According to the Commission, Malta's economy was among the fastest growing in the EU, with record-low unemployment and moderate wage growth.
The current account and the budget balances are set to remain in surplus, the Commission said.
It added that domestic demand is expected to become the main driver of growth in 2018, with expansion in private consumption and the recovery in investment expected to be the main drivers.
Real gross domestic product (GDP) growth is forecast to average 5.8 percent for 2018, assuming favorable labor market conditions and high consumer confidence are maintained.
Tourism, remote gaming and the professional services sectors are expected to sustain the government's current account surplus.
Investment the following year is expected to pick up further through support from projects in the health, technology, and telecommunication sectors. Real GDP is set to increase by 5.1 percent.

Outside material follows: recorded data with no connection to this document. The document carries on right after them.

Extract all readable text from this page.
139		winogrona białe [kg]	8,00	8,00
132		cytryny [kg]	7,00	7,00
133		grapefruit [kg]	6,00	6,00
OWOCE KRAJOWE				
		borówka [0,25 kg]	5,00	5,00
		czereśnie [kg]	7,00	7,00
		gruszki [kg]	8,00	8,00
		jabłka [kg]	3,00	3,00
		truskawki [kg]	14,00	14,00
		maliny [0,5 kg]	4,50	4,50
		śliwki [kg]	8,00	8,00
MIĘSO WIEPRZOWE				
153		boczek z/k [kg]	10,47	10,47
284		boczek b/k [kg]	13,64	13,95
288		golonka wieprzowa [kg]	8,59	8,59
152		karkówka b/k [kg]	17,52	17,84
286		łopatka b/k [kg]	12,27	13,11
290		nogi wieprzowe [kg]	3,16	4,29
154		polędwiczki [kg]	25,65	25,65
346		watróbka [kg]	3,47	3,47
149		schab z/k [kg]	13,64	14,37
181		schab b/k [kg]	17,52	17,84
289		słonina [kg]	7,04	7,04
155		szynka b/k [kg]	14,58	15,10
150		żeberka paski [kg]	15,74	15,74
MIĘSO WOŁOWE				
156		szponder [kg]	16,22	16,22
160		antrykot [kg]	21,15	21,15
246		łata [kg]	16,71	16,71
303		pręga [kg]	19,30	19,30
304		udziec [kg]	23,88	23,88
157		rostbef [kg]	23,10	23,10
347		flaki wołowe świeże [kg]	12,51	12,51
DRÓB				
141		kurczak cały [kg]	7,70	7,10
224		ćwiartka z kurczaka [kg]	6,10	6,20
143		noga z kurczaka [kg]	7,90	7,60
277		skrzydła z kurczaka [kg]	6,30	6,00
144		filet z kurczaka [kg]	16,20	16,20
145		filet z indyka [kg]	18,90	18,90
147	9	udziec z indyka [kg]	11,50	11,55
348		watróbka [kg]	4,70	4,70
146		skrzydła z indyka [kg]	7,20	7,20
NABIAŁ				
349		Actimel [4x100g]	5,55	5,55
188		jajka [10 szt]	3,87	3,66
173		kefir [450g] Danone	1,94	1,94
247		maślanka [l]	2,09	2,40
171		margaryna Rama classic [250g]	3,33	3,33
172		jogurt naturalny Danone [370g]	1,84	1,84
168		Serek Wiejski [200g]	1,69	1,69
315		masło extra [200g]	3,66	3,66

The report states that the country's labor supply has helped keep wage pressures contained, while unemployment will continue to remain low over the coming two years.
Headline annual Harmonized Index of Consumer Prices (HICP) inflation is forecast to gradually pick up to reach 1.8 percent in 2019, driven by price pressures in the services component.
Debt-to-GDP ratio is forecast to decline further to 43.4 percent by 2019, having fallen to 50.8 percent in 2017.